When you finally admit you have toxic parents, you may feel confused if you remember good times. The truth is, no one is all good or all bad, and all human beings have nuance.

You remember the rare time your narcissistic mother held and soothed you after a heartbreak. This may have been genuine or a manipulative ploy to gain your trust.

Either way, it felt good and that’s not the way you’re used to your mother making you feel. As a result of this rare display of affection, you second-guess yourself and think she might be a good mother after all.

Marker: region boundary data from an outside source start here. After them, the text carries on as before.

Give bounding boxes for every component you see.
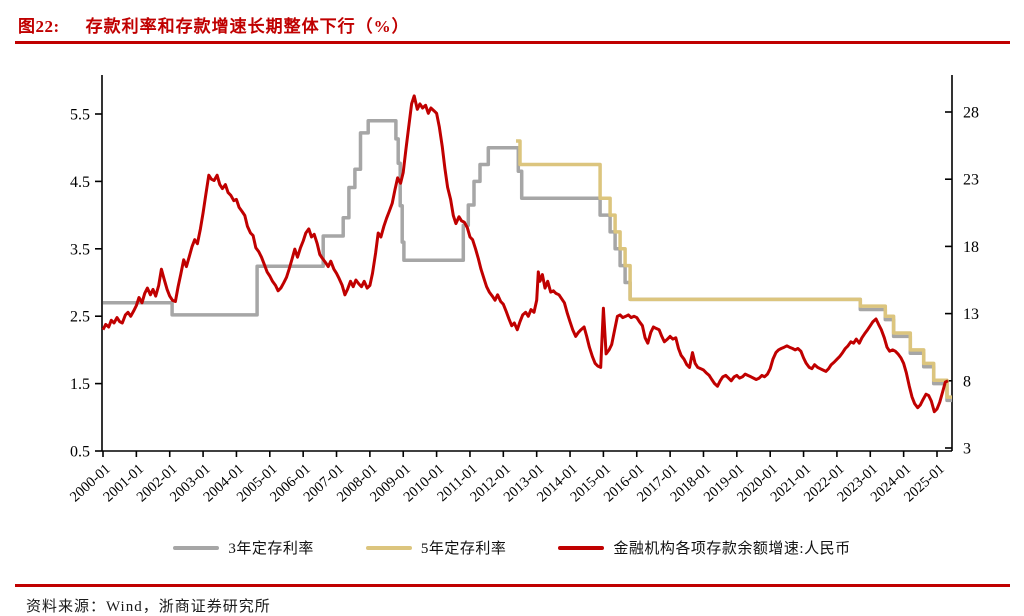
red-line-swatch-icon	[558, 545, 605, 550]
legend-item-deposit-growth: 金融机构各项存款余额增速:人民币	[558, 537, 850, 558]
legend-item-3y-rate: 3年定存利率	[173, 537, 314, 558]
legend-label: 5年定存利率	[420, 541, 507, 557]
right-axis-tick-label: 18	[963, 239, 979, 256]
left-axis-tick-label: 2.5	[70, 309, 90, 326]
footer-divider-rule	[15, 584, 1010, 587]
source-note: 资料来源：Wind，浙商证券研究所	[26, 599, 271, 615]
figure-number-label: 图22:	[18, 17, 60, 36]
left-axis-tick-label: 1.5	[70, 376, 90, 393]
figure-title: 存款利率和存款增速长期整体下行（%）	[85, 17, 410, 36]
left-axis-tick-label: 5.5	[70, 107, 90, 124]
yellow-line-swatch-icon	[365, 545, 412, 550]
chart-legend: 3年定存利率 5年定存利率 金融机构各项存款余额增速:人民币	[0, 537, 1024, 558]
left-axis-tick-label: 0.5	[70, 444, 90, 461]
right-axis-tick-label: 8	[963, 373, 971, 390]
right-axis-tick-label: 28	[963, 105, 979, 122]
legend-label: 3年定存利率	[228, 541, 314, 557]
legend-item-5y-rate: 5年定存利率	[365, 537, 507, 558]
series-line-2	[101, 94, 949, 414]
gray-line-swatch-icon	[173, 545, 220, 550]
left-axis-tick-label: 4.5	[70, 174, 90, 191]
series-line-0	[103, 118, 952, 403]
figure-header: 图22: 存款利率和存款增速长期整体下行（%）	[18, 12, 410, 37]
series-line-1	[516, 139, 952, 399]
right-axis-tick-label: 3	[963, 441, 971, 458]
right-axis-tick-label: 23	[963, 172, 979, 189]
left-axis-tick-label: 3.5	[70, 241, 90, 258]
title-divider-rule	[15, 41, 1010, 44]
right-axis-tick-label: 13	[963, 306, 979, 323]
legend-label: 金融机构各项存款余额增速:人民币	[613, 541, 851, 557]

But, a good enough parent will help you with your emotions consistently, not so that it stands out as an anomaly. Toxic parents, on the other hand, make you suppress your emotions through their lack of support.

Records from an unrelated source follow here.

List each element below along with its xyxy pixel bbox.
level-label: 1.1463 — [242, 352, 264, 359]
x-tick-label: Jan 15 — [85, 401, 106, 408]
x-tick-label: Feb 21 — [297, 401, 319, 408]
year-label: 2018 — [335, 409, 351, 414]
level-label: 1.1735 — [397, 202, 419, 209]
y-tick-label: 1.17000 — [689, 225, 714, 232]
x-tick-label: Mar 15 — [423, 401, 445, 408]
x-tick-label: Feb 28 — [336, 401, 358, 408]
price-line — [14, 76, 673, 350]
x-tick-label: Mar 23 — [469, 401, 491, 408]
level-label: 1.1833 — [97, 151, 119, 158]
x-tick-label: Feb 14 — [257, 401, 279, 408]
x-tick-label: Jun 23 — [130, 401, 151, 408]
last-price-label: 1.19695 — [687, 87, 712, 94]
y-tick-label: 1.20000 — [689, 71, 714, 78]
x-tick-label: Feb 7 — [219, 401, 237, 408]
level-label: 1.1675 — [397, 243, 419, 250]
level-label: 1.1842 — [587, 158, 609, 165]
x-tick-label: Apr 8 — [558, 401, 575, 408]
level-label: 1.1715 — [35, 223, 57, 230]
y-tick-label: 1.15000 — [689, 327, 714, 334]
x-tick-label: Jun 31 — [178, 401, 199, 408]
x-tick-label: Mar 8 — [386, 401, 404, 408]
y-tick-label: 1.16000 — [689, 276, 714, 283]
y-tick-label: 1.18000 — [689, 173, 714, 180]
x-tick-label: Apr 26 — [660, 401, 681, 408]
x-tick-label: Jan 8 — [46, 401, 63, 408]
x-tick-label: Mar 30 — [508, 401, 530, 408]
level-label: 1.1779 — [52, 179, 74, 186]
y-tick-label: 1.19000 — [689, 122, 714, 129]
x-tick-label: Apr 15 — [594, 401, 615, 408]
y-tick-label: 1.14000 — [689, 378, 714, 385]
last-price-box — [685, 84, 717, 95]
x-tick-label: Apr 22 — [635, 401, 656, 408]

They leave you feeling as though you must take care of your own needs when you are far too young to do so. This leads to the emotional dysregulation common among childhood trauma survivors.

When you’re left alone with your emotions or forced to detach from them, you’ll become afraid of them. This leads to emotional bypassing in which you use strategies to avoid feeling your feelings.

These include addictions and avoidance techniques which can be devastating to your relationships. Not to mention your sense of self-worth.

Toxic parents force you to fantasize

As a child you had to convince yourself that your parents had your best interests in mind. The alternative - that they didn’t really care - felt intolerable because you depended on them.

This false narrative you developed to survive doesn’t change easily. That’s why your inner child will grasp onto the memory of the one or two (or however few times) your toxic parents treated you kindly.

Even though your adult knows better, the child inside wants to believe there’s hope of making the fantasy a reality. That is, an uncommon display of affection (even if it’s a manipulation tactic) becomes evidence your parents weren’t so bad.

The traumatized brain tends to think in black and white. It’s a way of making sense of the world when you had no guidance.

That’s why you might put someone on a pedestal when you meet them. But when their humanity shows and they make a mistake, they topple from high standing in your eyes and you may even cut them off.

It’s another reason why the rare times toxic parents “get it right” you think they must be good. Black and white thinking says bad people are 100% bad, but in reality no such person exists.

Black & white thinking

So, if you’ve finally come to terms with the fact you were raised by toxic parents, resist the urge to reverse your judgment due to rare acts of kindness. And refrain from pretending those kind acts never happened.

You can retrain your brain out of black and white thinking. If you reject the memory of something nice your parent did to uphold your new narrative, you’re still lying to yourself.

Instead, accept that we are all human, even narcissists and other toxic people. It’s what they did on a consistent basis that affected you and created the trauma you’re now healing.

Same goes for you if you’re a parent yourself. What you do consistently is what makes you a good enough parent or not.

If you do right by your kids at least 30% of the time, research shows that’s good enough. If you’re dealing with complex trauma from a narcissistic mother or father, chances are your parents missed this mark by a mile.